Era la formación recibida fuera de la escuela, en la catequesis de la Iglesia y en
el seno de su familia, lo que permitía al alumno discernir con criterios cristianos lo
correcto de lo incorrecto, y evitar y obviar los contenidos idolátricos e inmorales que
lógicamente se podían encontrar en muchos pasajes literarios de sus materiales
escolares.
Pero no hubo a nivel primario y secundario “instituciones educativas cristianas”
en el sentido de centros exclusivos para alumnos cristianos y con programas propios,
como si vivieran en comunidades segregadas de la vida social.
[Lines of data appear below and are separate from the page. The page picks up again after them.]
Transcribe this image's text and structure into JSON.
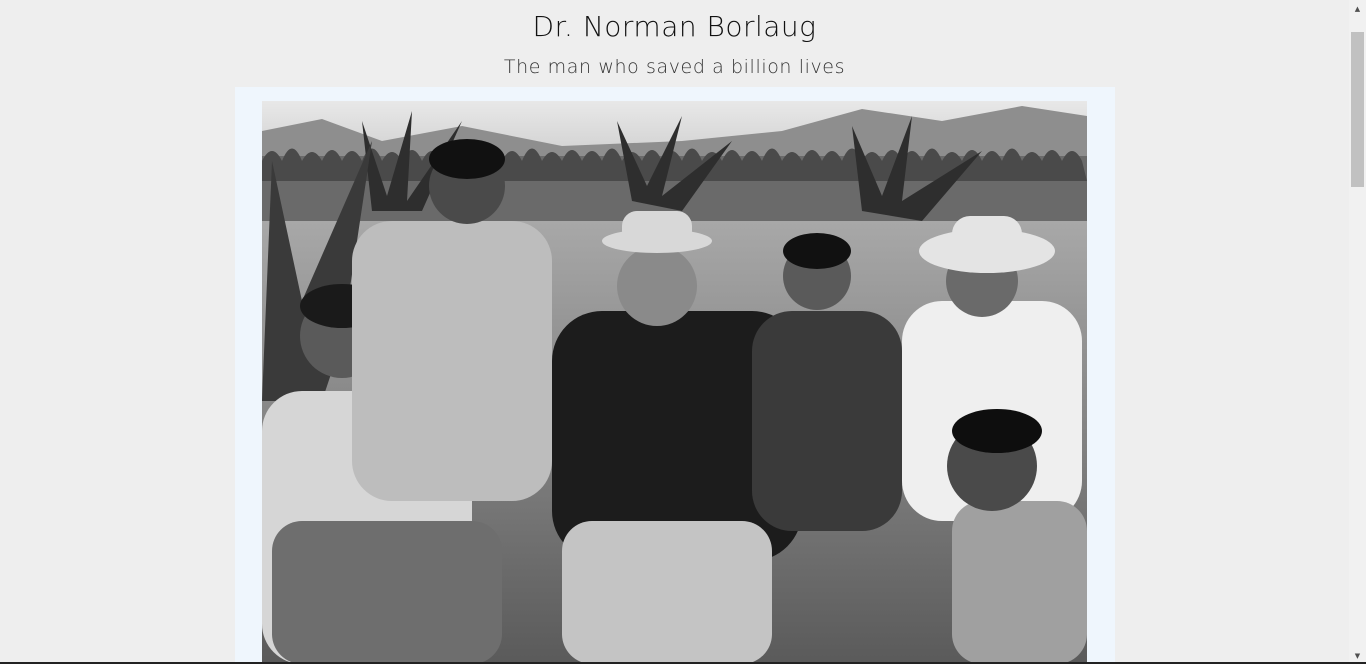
{
  "header": {
    "title": "Dr. Norman Borlaug",
    "subtitle": "The man who saved a billion lives"
  },
  "main": {
    "image": {
      "icon": "photograph-image",
      "style": "black-and-white",
      "colors": {
        "frame": "#eff6fd",
        "page_background": "#eeeeee"
      }
    }
  },
  "scrollbar": {
    "up_icon": "triangle-up",
    "down_icon": "triangle-down"
  }
}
Los cristianos y, en su
caso, las familias cristianas vivían en medio de la sociedad de su tiempo y,
generalmente, en los núcleos urbanos.
Con el tiempo y la expansión del cristianismo, el número de alumnos y maestros
cristianos fue aumentando notablemente, de modo que en muchas escuelas, sin
abandonar en absoluto el plan de estudios clásicos con su educación literaria específica,
muchos textos y contenidos conflictivos o considerados inadecuados (por sus
contenidos inmorales) para la infancia en formación serían muy probablemente
seleccionados o evitados.

5. Lo que podríamos llamar “escuelas cristianas”, es decir, con contenidos específicos


religiosos (doctrinales y morales, historia sagrada, estudios bíblicos, etc.), sólo se
pueden encontrar al final de la antigüedad en raros casos y vinculadas directamente con
el desarrollo de la vida monástica (aparición de monasterios) o estrechamente
relacionadas con alguna sede episcopal (anexas a la casa o a la iglesia de un obispo), y
cuya finalidad era preparar especialmente a los candidatos a la vida monacal y
sacerdotal, cuidando de su formación religiosa.

Síntesis parcial elaborada a partir de Henri Irénée Marrou (Historia de la educación en la antigüedad,
Buenos aires, Eudeba, 1976, 3a ed.), Mª Ángeles Galino Carrillo (Historia de la educación: edades
antigüa y media, Madrid, Gredos, 1973) y Emilio Redondo García (dir.) (Introducción a la historia de la
educación, Barcelona, Ariel, cop. 2001).